FAQ: Guide to Patient Privacy and Security Best Practices

Patient privacy and data security are critical elements of our healthcare system at large, but smaller practices may struggle to know where to turn for information that helps keep their businesses safe. This FAQ provides a quick reference for gynecology practices looking to run an efficient but secure electronic office.

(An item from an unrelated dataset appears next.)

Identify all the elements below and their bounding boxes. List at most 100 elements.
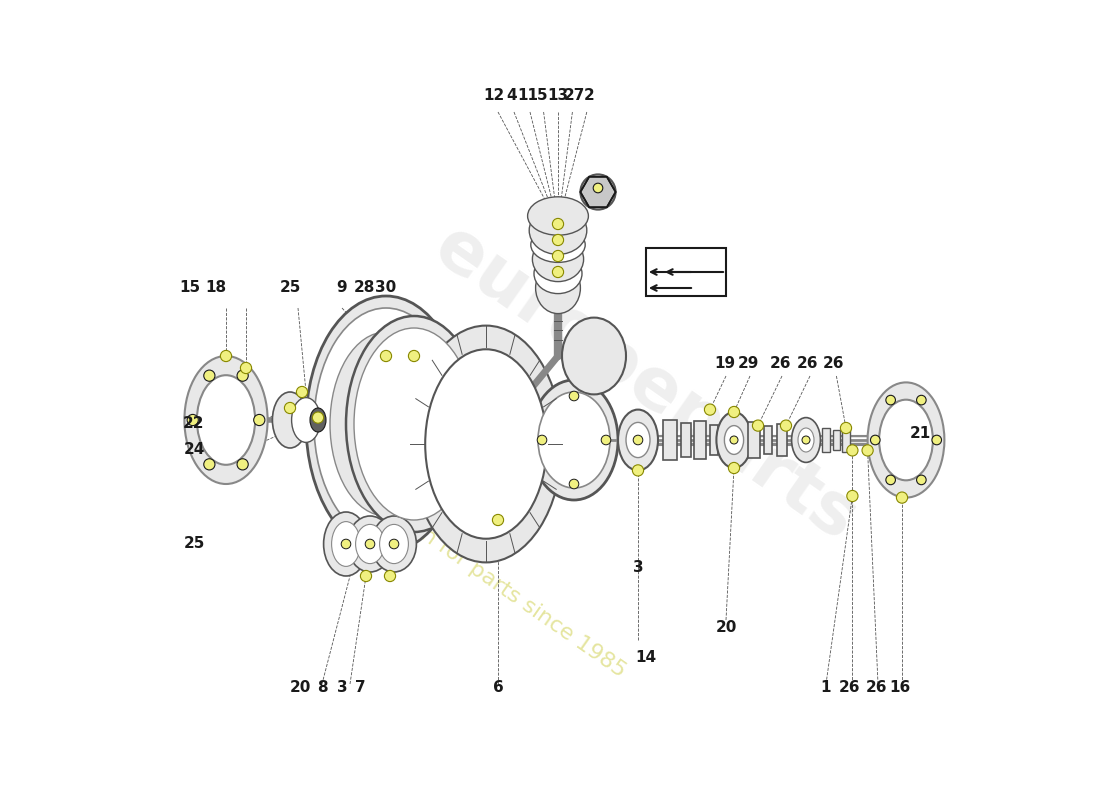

1. How do I choose an EHR before beginning EHR implementation? Your electronic health record, or EHR, serves several purposes — to store, back up and retain your patient data — but it needs to do so securely, and while integrating with your existing equipment as much as possible. Before implementing an EHR, list out your wants and needs, see what options come with which systems and decide which one checks the most of your boxes.
2. Is medical records management the same for small private practices and large hospitals? Is a small practice held to the same standards as large hospitals for protecting against ransomware attacks? Physicians are required to protect the same information under HIPAA regulations, but the government knows private practices do not have the same operating capital as hospitals, and it allows them differing levels of cybersecurity. Though cybercriminals may be more likely to attack hospitals, smaller practices are still held to the privacy regulations. All private practices should regularly conduct a HIPAA risk assessment to ensure they continue to adhere to privacy laws.
3. How can you protect patient information from hackers? Patient data is appealing to cyberhackers in two ways. First, most of the data can be sold on the dark web. Second, hackers expect healthcare organizations to have security flaws that can be easily exploited. You can reduce the likelihood of falling victim to a cyberattack by following best practices for encryption and security and by making sure your systems are up to date.
4. What healthcare security best practices should I be following? Following best practices will help you avoid being vulnerable to ransomware and recover if an attack occurs. These best practices include keeping your computer and medical equipment systems up to date and backing up files securely. You should also have an established set of security rules for your practice, conduct regular audits and know how to react if a ransomware attack does occur.
5. How do federal healthcare cybersecurity guidelines apply to my gynecology practice? The Health Industry Cybersecurity Practices published by the U.S. government in 2018 outlines how to protect patient data and privacy. Though the practices are voluntary, they are intended to help medical practices of any size mitigate the threat of cyberattacks.
6. How can I adopt telehealth communication in my practice? Patients are becoming more and more open to telehealth services. Practices that use telehealth appropriately can be reimbursed, potentially see more patients, and even consult with other physicians securely and efficiently. Telemedicine has some privacy and security challenges, but it can be done seamlessly with forethought and the right technology.
7. Can I correspond with patients by email if I use HIPAA-compliant email encryption? The federal government allows physicians who don't have a secure online patient portal to use email to correspond with patients, but always with "reasonable safeguards." Two of these safety measures include using encrypted email and not using protected health information (PHI) in the subject line. If you are not using encryption, you should omit all PHI.
8. Do voice search devices like Alexa meet HIPAA requirements for patient privacy? Although digital assistants make life easier in some respects, they are not appropriate for use in a medical practice — and they could lead to security breaches. Assistants like Alexa were not built with privacy in mind, and they are not HIPAA-compliant.

Practices are required to know and follow their obligations under the law. However, protecting patient privacy is also about maintaining trust with clients. Following proper security protocols and ensuring that systems are protected will help a practice maintain both their lawful obligations and patients' peace of mind.